Я закрываю глаза и вижу, как он, схватив нож, прыгает к двери и, крикнув во всю мочь: «Террористы!» прямо перед их носом захлопывает на «собачку» дверь в зал.
– Почему, – спрашиваю, – ты не выбежал в зал? Захлопнул бы за собой дверь и – на пол!
– Не успел бы, – удрученно отвечает он. – А так – наверняка.
– А нож зачем? С ножом против двух автоматов?
– Не возьми я здоровенный нож, – говорит он, потягиваясь, – они бы врезали мне прикладами, и все – путь в зал свободен. А так им пришлось стрелять. Выдали себя, не успев открыть дверь. Да они уже и не пытались ее открыть, я снизу видел, а потом сверху. Палили, бедняжки, вслепую сквозь деревянную дверь. Разве так кого убьешь? Ну Меира в плечо ранило да Ханану бедро задело.
– Я знаю, – тихо говорю я. – Скажи, Амихай, вот ты говоришь «снизу, а потом сверху». Это быстро стало… сверху?
– Да, да, папа! – успокаивает он меня. – Все произошло почти мгновенно – две очереди по мне, затем две очереди надо мной. Я и боли-то почти не успел почувствовать. Так что не волнуйся.
– Как же не волноваться? – не успокаиваюсь я и закусываю губу. – Знаешь, что со мной и с мамой творилось, когда нам сообщили? О нас-то не подумал?
– У тех, кто был в зале, тоже есть мамы и папы, – отвернувшись к окну, отвечает он.
После минутной паузы я говорю, чтобы что-нибудь сказать:
– Кстати, тех двоих не больше чем через минуту после твоей смерти расстреляли через окно.

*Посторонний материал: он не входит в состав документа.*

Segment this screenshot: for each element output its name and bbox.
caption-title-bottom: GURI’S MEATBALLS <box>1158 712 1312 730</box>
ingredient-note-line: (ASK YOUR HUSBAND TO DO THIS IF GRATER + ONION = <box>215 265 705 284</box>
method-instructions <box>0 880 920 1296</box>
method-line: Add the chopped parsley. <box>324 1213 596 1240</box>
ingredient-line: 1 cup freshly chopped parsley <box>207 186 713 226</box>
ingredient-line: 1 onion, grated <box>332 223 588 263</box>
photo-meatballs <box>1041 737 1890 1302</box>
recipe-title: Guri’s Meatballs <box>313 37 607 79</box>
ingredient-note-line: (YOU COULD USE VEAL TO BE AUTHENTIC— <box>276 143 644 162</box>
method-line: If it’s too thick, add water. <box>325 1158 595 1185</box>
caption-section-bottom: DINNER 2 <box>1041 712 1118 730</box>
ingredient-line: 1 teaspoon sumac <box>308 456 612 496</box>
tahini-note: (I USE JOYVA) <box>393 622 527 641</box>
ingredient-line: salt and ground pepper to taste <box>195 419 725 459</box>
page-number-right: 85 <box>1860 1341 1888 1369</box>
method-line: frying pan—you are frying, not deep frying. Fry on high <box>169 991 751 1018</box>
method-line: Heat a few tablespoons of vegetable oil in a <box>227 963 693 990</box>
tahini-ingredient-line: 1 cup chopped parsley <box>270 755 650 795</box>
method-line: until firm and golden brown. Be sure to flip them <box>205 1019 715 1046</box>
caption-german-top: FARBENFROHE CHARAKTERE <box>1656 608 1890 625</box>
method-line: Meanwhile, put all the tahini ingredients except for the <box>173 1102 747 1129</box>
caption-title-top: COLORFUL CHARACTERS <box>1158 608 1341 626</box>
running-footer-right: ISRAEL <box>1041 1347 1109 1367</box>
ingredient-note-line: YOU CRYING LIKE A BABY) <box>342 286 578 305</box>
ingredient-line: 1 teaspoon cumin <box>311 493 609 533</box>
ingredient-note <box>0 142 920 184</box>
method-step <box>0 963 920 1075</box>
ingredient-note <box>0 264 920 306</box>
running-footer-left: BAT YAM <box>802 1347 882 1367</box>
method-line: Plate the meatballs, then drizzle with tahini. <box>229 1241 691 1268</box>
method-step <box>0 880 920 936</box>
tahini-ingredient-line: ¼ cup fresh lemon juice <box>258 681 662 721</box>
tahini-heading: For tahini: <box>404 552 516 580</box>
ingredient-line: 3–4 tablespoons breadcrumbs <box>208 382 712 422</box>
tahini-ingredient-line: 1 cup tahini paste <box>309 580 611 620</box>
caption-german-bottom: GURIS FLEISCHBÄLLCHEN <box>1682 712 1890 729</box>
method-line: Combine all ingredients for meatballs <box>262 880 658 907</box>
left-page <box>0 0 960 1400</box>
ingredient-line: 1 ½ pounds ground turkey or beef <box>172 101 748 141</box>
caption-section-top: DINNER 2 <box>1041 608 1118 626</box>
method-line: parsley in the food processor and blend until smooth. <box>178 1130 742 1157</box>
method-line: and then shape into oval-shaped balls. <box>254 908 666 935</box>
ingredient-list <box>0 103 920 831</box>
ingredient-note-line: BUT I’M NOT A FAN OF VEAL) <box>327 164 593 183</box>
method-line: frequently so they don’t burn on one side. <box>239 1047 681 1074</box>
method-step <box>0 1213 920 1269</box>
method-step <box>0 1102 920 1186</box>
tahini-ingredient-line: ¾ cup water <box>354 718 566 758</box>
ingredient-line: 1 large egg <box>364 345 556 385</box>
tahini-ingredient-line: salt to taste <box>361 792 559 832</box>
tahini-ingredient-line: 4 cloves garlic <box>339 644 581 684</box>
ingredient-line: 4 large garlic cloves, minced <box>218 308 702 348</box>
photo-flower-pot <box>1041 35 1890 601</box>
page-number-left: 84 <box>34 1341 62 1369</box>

– Ничего удивительного, – кивает он. – Был уже вечер, а на кухне горел свет.
– Амихай… – говорю я, закуривая. – Прости, что я оставил Кфар-Сабу и увез тебя сюда на гибель.
– Папа! – возмущается он, и лицо его становится еще бледнее, чем при жизни. – Ты же сам говорил: «Если мы не хотим, чтобы за нами приходили и нас выдавливали, надо драться». А когда дерутся, всякое бывает. Чем я лучше других?
Я опускаю глаза, а когда снова поднимаю их, комната уже пуста. Я выхожу на воздух. Моя Гора со скорбью глядит на меня черными ночными глазами. Небо залеплено облаками. Мир болен беззвездьем. Падает соленый дождь.
* Накануне празднования Пурима, евреи с утра не едят и не пьют в память о трехдневном посте, который они некогда держали по призыву царицы Эстер.